On Sun, Oct 25, 2015 at 10:14:42PM -0700, Tim Hockin wrote:
> Maybe I am confused..
> 
> On Sun, Oct 25, 2015 at 7:14 PM, John Levine <johnl@...c.com> wrote:
> 
> > DNS search lists seemed like a good idea back in the 1980s.  Then in
> > 1990 they added .CS for Czechoslovakia to the DNS root, and in
> > Computer Science departments all over the world, addresses like
> > joe@...do.cs stopped working, since the search list that used to turn
> > it into joe@...do.cs.stateu.edu didn't do that any more.
> 
> If I have a search path of "stateu.edu" and ndots=2, and I resolve
> "frodo.cs", wouldn't that FIRST try frodo.cs.stateu.edu.
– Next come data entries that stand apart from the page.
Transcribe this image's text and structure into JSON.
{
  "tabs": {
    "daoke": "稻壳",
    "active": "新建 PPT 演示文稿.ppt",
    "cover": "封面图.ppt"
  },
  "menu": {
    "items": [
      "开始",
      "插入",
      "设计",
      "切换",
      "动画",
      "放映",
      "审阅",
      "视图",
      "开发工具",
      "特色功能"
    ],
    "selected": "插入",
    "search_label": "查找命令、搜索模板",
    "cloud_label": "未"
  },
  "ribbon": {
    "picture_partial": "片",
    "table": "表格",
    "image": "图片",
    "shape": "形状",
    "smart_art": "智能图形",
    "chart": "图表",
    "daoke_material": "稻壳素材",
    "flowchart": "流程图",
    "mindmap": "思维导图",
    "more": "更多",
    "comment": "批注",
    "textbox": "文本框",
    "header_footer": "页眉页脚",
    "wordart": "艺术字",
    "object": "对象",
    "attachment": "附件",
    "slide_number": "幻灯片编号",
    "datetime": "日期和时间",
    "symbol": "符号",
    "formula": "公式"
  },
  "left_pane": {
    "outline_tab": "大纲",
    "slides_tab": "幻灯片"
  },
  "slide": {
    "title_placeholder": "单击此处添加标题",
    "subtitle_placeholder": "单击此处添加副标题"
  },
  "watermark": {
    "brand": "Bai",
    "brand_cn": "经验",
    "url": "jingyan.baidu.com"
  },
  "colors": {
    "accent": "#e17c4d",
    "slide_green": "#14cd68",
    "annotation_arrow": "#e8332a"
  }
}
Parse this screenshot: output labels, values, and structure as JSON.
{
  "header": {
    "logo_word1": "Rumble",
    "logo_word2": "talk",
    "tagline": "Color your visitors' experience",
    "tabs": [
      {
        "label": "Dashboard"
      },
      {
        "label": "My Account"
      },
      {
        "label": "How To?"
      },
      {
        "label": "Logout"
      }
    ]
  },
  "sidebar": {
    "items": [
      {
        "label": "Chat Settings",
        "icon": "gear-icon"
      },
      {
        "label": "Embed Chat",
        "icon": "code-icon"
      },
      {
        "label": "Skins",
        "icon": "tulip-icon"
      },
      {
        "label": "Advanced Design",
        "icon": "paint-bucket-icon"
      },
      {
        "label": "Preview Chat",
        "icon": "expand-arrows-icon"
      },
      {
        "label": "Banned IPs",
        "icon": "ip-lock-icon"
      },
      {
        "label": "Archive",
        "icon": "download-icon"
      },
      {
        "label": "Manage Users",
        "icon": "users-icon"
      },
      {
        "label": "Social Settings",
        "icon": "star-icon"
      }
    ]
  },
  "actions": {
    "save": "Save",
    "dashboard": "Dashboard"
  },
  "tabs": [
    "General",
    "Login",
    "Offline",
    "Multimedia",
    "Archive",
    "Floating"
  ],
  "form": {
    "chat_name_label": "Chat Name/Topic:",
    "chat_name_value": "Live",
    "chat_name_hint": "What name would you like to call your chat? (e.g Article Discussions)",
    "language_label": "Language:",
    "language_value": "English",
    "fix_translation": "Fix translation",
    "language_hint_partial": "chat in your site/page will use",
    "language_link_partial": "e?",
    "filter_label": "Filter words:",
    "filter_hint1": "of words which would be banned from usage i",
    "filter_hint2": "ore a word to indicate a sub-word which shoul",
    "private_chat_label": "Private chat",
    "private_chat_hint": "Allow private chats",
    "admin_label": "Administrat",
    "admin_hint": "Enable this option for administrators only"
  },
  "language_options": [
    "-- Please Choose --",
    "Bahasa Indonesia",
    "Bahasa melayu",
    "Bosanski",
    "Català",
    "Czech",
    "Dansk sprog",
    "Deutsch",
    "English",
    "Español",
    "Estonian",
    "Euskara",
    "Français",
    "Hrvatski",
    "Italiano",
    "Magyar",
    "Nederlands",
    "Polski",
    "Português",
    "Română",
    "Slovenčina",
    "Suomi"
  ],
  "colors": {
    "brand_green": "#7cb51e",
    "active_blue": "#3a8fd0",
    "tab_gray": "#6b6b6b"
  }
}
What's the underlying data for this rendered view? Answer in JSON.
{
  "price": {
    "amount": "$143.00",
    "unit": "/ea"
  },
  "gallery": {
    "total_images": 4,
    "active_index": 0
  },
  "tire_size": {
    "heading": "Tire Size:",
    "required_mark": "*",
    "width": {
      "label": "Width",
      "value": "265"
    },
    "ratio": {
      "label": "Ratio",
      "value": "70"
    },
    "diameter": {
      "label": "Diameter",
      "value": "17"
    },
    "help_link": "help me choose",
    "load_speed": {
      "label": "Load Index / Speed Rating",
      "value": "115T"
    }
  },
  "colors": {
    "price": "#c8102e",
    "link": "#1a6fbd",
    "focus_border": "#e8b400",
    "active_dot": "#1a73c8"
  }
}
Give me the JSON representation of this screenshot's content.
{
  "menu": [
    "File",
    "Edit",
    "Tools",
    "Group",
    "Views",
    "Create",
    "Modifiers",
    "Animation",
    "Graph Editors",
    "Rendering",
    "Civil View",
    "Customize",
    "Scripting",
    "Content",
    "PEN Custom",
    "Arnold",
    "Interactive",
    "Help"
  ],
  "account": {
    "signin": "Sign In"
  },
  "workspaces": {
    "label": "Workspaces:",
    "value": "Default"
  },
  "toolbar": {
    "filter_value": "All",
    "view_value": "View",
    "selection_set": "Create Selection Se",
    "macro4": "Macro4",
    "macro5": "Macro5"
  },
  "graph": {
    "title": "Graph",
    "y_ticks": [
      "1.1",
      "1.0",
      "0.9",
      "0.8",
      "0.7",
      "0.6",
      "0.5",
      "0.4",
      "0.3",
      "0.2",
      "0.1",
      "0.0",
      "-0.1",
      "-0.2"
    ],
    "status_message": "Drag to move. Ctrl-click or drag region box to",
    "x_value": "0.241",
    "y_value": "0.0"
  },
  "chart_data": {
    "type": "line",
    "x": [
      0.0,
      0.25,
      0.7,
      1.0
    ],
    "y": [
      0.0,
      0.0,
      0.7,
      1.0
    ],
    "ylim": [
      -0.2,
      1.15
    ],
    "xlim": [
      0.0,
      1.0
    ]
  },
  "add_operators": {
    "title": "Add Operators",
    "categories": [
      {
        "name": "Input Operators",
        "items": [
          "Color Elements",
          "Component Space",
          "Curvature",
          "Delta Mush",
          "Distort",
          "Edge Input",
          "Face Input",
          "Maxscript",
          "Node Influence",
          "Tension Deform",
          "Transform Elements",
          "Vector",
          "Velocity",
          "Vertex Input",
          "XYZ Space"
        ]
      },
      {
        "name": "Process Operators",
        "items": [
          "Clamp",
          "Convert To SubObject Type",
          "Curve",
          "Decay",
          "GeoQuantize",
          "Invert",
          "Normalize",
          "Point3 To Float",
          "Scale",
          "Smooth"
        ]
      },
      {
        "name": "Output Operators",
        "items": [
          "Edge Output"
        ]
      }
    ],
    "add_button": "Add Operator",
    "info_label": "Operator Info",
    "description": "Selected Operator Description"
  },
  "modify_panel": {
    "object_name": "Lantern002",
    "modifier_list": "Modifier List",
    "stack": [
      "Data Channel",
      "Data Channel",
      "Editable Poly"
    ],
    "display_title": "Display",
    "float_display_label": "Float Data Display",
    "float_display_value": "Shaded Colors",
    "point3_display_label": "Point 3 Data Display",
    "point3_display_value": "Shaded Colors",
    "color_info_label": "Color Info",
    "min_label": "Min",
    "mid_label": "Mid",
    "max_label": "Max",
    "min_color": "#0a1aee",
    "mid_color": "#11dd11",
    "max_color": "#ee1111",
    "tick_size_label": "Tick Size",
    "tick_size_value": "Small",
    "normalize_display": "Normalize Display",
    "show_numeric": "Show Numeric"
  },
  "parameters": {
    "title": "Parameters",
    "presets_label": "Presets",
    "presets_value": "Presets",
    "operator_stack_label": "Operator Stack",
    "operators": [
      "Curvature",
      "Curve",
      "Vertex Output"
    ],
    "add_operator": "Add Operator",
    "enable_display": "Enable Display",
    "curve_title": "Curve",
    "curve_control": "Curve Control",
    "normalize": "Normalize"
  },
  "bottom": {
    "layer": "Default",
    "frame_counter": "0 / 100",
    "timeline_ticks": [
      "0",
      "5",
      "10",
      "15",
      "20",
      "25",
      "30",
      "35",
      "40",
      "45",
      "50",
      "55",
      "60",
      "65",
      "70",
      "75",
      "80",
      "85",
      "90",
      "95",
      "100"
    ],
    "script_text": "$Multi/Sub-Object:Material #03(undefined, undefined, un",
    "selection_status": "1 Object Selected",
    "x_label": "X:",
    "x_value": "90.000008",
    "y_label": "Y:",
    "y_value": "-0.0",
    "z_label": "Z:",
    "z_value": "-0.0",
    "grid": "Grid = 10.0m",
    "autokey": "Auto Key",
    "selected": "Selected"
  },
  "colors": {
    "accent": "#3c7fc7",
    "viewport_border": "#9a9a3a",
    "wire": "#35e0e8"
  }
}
BEFORE
> frodo.cs. ?

I suspect John was using a configuration with ndots=1, where the
legacy behavior for queries with dots>=ndots was to first try the
global scope, then fallback to search domains. And this example is
(aside from nasty performance hit, which also matters) precisely why I
think supporting this fallback is a bad idea: changes to the global
dns scope, outside of your control, can change the results you get for
things that you thought were under your control.

Without this fallback, you would need ndots=2 to get the "desired"
behavior, and addition of the .cs TLD would not have broken it. Of
course you'd be blocking access to a number of real global-scope .cs
domains, which would be bad policy, but at least stable.

Note that ndots=1 search is rather harmless as long as ICANN has a
prohibition on top-level domains resolving to an address.